The good news is the ST 78L05a regulator can safely produce 5v output with as quoted a <=20v input. Since 78L05a regulators are made by several vendors, I checked out alternative datasheets. Some stated slightly above 20v as the highest extent of operation. The infineon 2n03l05 mosfet datasheet mentioned that 20v was within the range of normal operation, with minimal impact on performance. Other unforeseen problems with making a portable system based on a drill battery system was securing the legitimate battery connector. Many drill companies make sourcing their proprietary connectors or connector assemblies impossible. luckily, I came across the Dewalt genuine 20v port part after searching through an older portable vacuum unit repair page. It is available directly from Dewalt service net and also via 3rd party suppliers. The connector is not exactly cheap, but it is a legitimate connector that does not rely on using 1/4in spade connectors shoved in a plastic housing with a little added super glue for good luck.

At this point I'm still on the hunt for the perfect potentiometer. I was not anticipating the potentiometer search to be so challenging. It turns out that there are an incredible amount of variety with panel mount potentiometers, as long as you are looking for one that does not incorporate an on/off switch. I am after a linear potentiometer instead of a logarithmic one as linear should offer the most predictable gradual control best suited for this application. A quick Digikey search reveals 698 types of linear panel mount pots with solder lugs and only 22 that include a single pole, single throw switch (SPST). None of those 22 are fully enclosed potentiometers either.

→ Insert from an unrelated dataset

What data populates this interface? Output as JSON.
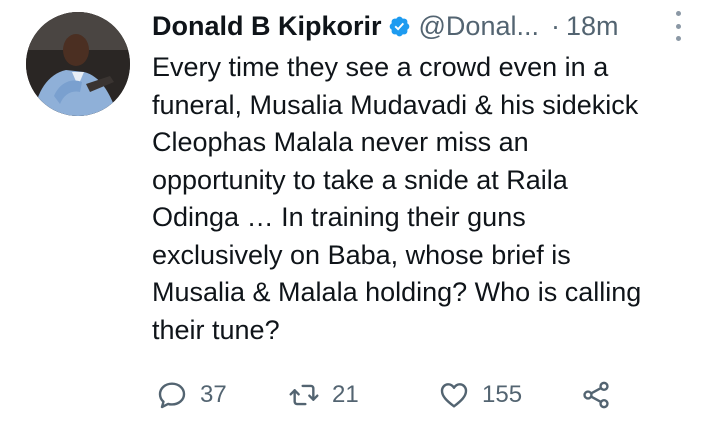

Unless I find a better SPST linear potentiometer, I may decide to cave in and settle with a logarithmic one or move the on/off button to potentially the handle. The handle option would definitely add to the cost and complexity of the unit because there is no easy way of mounting a button board inside the handle. A separate PCB, tiny metal bracket and drilling jig would need to be set up to achieve a handle mount button. However, if that means having a nicer potentiometer, it may just be worth the effort.